In a city where officials say people are too often building first and asking permission later, Albert Pinkhasov and the $240,000, three-tiered retaining wall he built in his backyard in Newton’s Oak Hill section could be where the line in the sand is drawn.
The Lovett Road resident said that he was assured by his surveyor the project would conform to all zoning regulations, but that as an inexperienced builder he had no idea he would need a special permit and engineering approval from the city before setting the masonry-block structure into the hillside behind his home. He said it not only improves the look of his backyard but also corrects drainage problems.
“In the end, it is my mistake, I take responsibility,” said Pinkhasov, who is originally from Uzbekistan. “But I swear to God, honestly, I never did something intentionally.”
However, Newton’s commissioner of inspectional services, John Lojek, said he isn’t interested in hearing excuses, and noted that he sees this happening over and over across the city.
“It was done without permission, it was done without engineering approval, without a special permit,” Lojek said.
“I think a lot of people think it’s easier to build first, apologize, and then get permission, but the aldermen have a say in that, and they don’t have to give forgiveness.”
At the Board of Aldermen’s meeting last week, many of its members didn’t sound like they were in the mood to make any more exceptions.
“This is a real problem in the city,” said Alderman John W. Harney. “I’m frankly tired of this happening over and over again.”
Alderwoman Cheryl Lappin said, “Essentially, we would be saying you can do anything you want.”
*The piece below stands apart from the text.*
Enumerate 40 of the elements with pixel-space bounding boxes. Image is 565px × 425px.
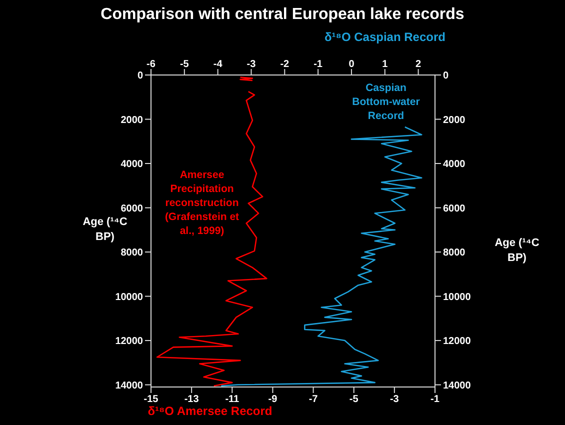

Several other members voiced agreement, and despite a previous vote by the board’s Land Use Committee in favor of granting the special permit, Pinkhasov’s request appeared headed for defeat before a parliamentary maneuver postponed the issue until April 22.
Without the special permit, which requires two-thirds majority support, or 16 votes, from the full Board of Aldermen, Pinkhasov would have to remove the wall, and then draft a design that complies with the city’s zoning regulations before he could rebuild it, according to Lojek.
The reengineering project could cost $100,000, according to Pinkhasov.
“I cannot take it down, it would be impossible,” he said.
Pinkhasov said he would go to court to fight the denial.
“I built this nice house with a beautiful backyard,” he said. “Right now, I don’t know what else I could do.”
Pinkhasov and his family moved to the United States in 1996, and settled in Needham. A few years ago, he said, he and his wife and their two sons decided to move and build their own home in Newton.
They purchased a house on Lovett Road, tore it down, and started building a replacement in 2012.
Pinkhasov said the original backyard “was a disaster for me.”
He said the steep hill was not only an eyesore, but had created flooding problems in the previous home’s basement.
He said his building plans originally called for a 4-foot-high retaining wall. After construction of the wall was started, however, it became clear that the single level would not be sufficient to hold back the hill.
So instead of the original $90,000 wall, Pinkhasov said, he decided to build the three-tiered structure, at nearly triple the cost, unaware that the new dimensions would conflict with the neighborhood zoning’s side setback requirements.
According to a report from the city’s Planning Department, “The applicant built a system of retaining walls for this slope without understanding that a system of walls in excess of four feet total requires a special permit if the walls are located within a setback.
“The side setback for this district is 15 feet, and the walls are within 18 inches on the left side of the lot, and within three feet on the right. A special permit is required to maintain this wall system.”
Pinkhasov said a city building inspector came to his home during construction of the wall and inquired about the setback, but after assurances from his surveyor that the wall was in compliance, Pinkhasov proceeded with the work.
He said he was not aware of any problems until the city’s inspection department got a complaint from a neighbor about lights on Pinkhasov’s property, and sent an inspector who then reviewed the final site plan and notified him of the need for a special permit.
The light issue has since been resolved, officials said.
At the meeting last week, an alderman said that some neighbors were not pleased with the wall. However, other neighbors said they have no problems with what Pinkhasov has built.
David Gordon lives diagonally across Lovett Road from Pinkhasov’s property, and said he can see the wall from his home.
“I happen to think this is one of the nicest retaining walls I’ve ever seen, and once the landscaping is complete, I think it will be absolutely stunning,” he said.
Gordon also said he is “flabbergasted” that aldermen are even considering denying Pinkhasov the special permit.
“Personally, I think that would be a tragedy,” he said.
The report from the city’s Planning Department found that “the proposed retaining wall will not adversely affect the neighborhood.”
The board’s Land Use Committee recommended that the special permit be approved as long as substantial landscaping is done, and drainage requirements fulfilled.
According to Alderwoman Susan Albright, who sits on the Land Use Committee, making Pinkhasov remove the wall would create drainage problems not only for his property, but potentially for his neighbors as well.
“I’m not comfortable to always give forgiveness, but I think, in this case, it’s the right thing to do,” she said.